It still doesn't matter because the comparison is apples and oranges. We have a larger landmass, we have more human resource, more natural resource, we are comparing the cumulative income of 1.2 B people with that of a few million. We are still an agrarian economy, which means our income and wellbeing is still reliant on unpredictable variables like monsoon. Our economy is still vulnerable to natural calamities, so we have not escaped the rat race of being immune to circumstances. We are still at tier-1. In comparison, there are tier-2 economies like China rely on manufacturing (comparatively more income, and less reliance on natural factors), and tier-3 economies like US,UK, knowledge based economy (comparatively even more income and near perfect immunity to natural calamities). We need to upgrade at least one level up, become a manufacturing economy, and hand over the baton of agriculture to a poorer continent, like Africa. That way, the most risk of natural calamities will be incurred by Africa, more number of agrarian manual labor work will be done by them we get relatively less risk since we will only import ready made products and indulge in mass processing and packaging (of fruits, for example).

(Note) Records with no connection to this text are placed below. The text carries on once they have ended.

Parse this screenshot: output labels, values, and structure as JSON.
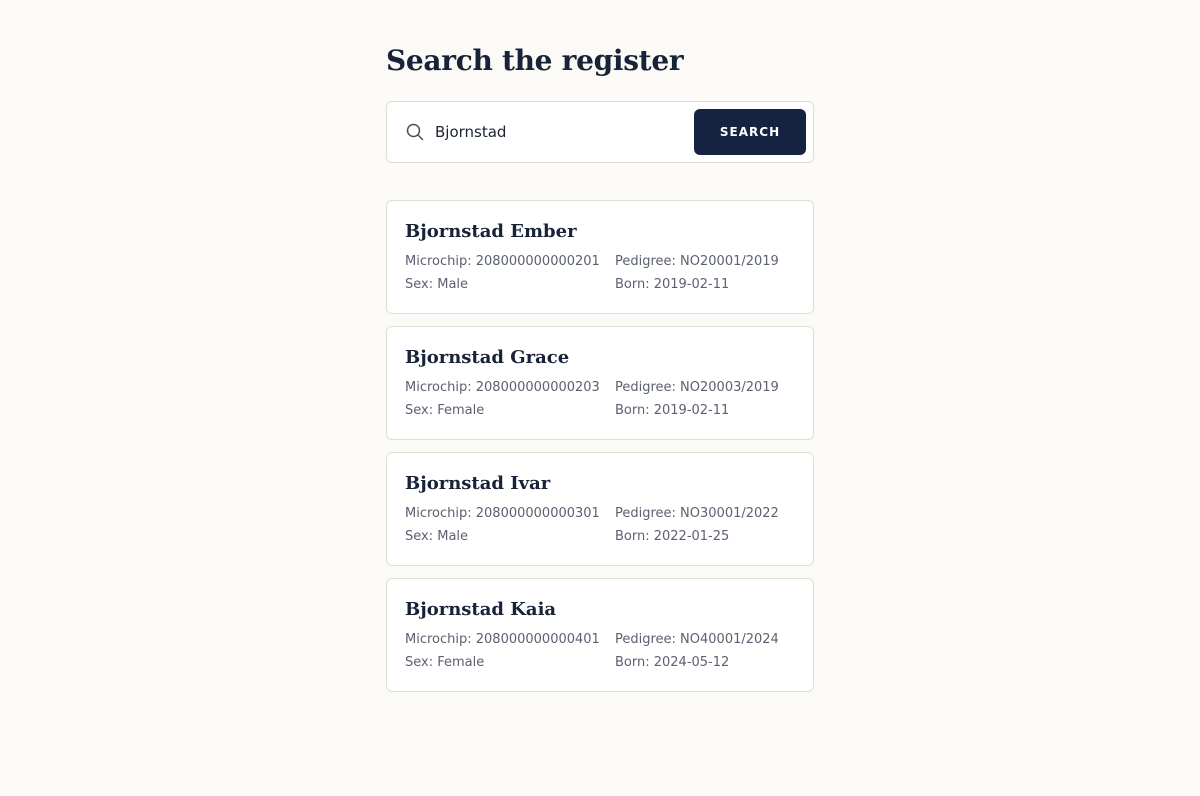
{
  "page": {
    "title": "Search the register"
  },
  "search": {
    "value": "Bjornstad",
    "button_label": "SEARCH",
    "icon": "search-icon"
  },
  "results": [
    {
      "name": "Bjornstad Ember",
      "microchip": "Microchip: 208000000000201",
      "sex": "Sex: Male",
      "pedigree": "Pedigree: NO20001/2019",
      "born": "Born: 2019-02-11"
    },
    {
      "name": "Bjornstad Grace",
      "microchip": "Microchip: 208000000000203",
      "sex": "Sex: Female",
      "pedigree": "Pedigree: NO20003/2019",
      "born": "Born: 2019-02-11"
    },
    {
      "name": "Bjornstad Ivar",
      "microchip": "Microchip: 208000000000301",
      "sex": "Sex: Male",
      "pedigree": "Pedigree: NO30001/2022",
      "born": "Born: 2022-01-25"
    },
    {
      "name": "Bjornstad Kaia",
      "microchip": "Microchip: 208000000000401",
      "sex": "Sex: Female",
      "pedigree": "Pedigree: NO40001/2024",
      "born": "Born: 2024-05-12"
    }
  ],
  "colors": {
    "background": "#fbfaf7",
    "accent": "#162340",
    "card_border": "#e2ded6",
    "muted_text": "#5b6170"
  }
}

What's happening today is that people in knowledge based economy (US) sit in their cozy offices and a hot shot programmer who does business analytics assessment gets paid half a million in salary, while those in the manufacturing sector (China, manufacturing electronics) toil to meet production deadlines and those below them (India, digging the earth for raw materials) toil even more to produce the raw materials like metals, or agriculture products. This is why the income of just 1 American programmer, matches that of 20 Chinese factory workers, which matches that of 100 Indian iron ore diggers.
We need to hand over the agriculture, ore digging type of work to Africa and upgrade the quality of all of Indians by skilling them with manufacturing type of work. They will individually earn more, they will live comfortably and our economy will face less attrition from natural calamities.
No use comparing with Europe, we have bigger targets to aspire to. India is going to represent 30% of the world's economy in 2035 and India and China will cumulatively represent 2/3 of global GDP in 2050.